- George Fountain Parrott, US Naval Academy Yearbook photo, 1911
- Born: December 23, 1887 Falling Creek, North Carolina
- Died: October 9, 1918 (aged 30) Atlantic Ocean
- Allegiance: United States
- Branch: United States Navy
- Service years: 1906-1918
- Rank: Lieutenant Commander
- Units: USS Shaw
- Known for: USS Parrott (DD-218) was named for him.
- Conflicts: World War I
- Awards: Navy Cross
- Memorials: The Missing at the American Cemetery and Memorial section of Brookwood Cemetery in Brookwood, Surrey, England

= George Parrott =

US Navy officer (1887-1918)

George Fountain Parrott (23 December 1887 - 9 October 1918) was an officer in the United States Navy during World War I.

==Biography==
Born at Falling Creek, Lenoir County, North Carolina, George Fountain Parrott was the third of seven children born to George Franklin and Julia Bizzell Parrott, and was first cousin to Marion A. Parrott. His maternal grandfather, Fountain Bizzell, had served in Company G, North Carolina 55th Infantry Regiment. George attended first the Kinston Graded School, then the Rhodes Military Institute, and finally graduated from Oak Ridge Institute in North Carolina. He was able to attend the US Naval Academy after having been appointed from the 2nd North Carolina district by the Hon. Claude Kitchin.

Parrott was appointed Midshipman 3 July 1906 and graduated from the U.S. Naval Academy, class of 1911. He was promoted to the rank of Ensign March, 1912; Lt. Jr. grade March, 1914; Lt. Sr. grade April, 1917; and Lieutenant Commander August, 1918.
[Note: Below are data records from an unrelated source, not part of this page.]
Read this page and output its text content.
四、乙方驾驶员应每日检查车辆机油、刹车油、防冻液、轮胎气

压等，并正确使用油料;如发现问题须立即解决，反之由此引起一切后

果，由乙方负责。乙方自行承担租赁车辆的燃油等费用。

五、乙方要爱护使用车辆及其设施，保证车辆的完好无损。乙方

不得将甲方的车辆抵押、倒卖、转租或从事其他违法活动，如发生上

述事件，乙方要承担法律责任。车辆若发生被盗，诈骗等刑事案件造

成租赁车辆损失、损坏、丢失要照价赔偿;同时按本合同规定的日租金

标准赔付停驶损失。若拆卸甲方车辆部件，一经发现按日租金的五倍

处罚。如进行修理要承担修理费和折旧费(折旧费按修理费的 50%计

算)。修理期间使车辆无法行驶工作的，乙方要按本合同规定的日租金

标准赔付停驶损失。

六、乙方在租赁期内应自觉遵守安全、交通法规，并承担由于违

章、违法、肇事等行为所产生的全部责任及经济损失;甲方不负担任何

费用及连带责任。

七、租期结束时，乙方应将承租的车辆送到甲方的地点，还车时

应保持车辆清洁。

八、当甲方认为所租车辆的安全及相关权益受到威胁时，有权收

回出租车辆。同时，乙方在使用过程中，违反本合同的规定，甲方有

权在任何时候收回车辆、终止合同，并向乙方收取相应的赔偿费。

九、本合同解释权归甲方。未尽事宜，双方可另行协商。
He was the executive officer on the USS Shaw (DD–68) in the English Channel. The "Shaw's own ordeal came on 9 October 1918. While escorting the giant British transport, Aquitania, Shaw's rudder jammed just as she was completing the right leg of a zigzag, leaving her headed directly towards the transport. A moment later, Aquitania struck Shaw, cutting off 90 ft of the destroyer's bow, mangling her bridge and setting her on fire". Lt. Parrott was killed during the accident. He is a recipient of the Navy Cross and listed on the World War I Honor Roll and on the Tablets of The Missing at the American Cemetery and Memorial section of Brookwood Cemetery in Brookwood, Surrey County, England.

==Namesake==
USN Parrott (DD-218) was named for him.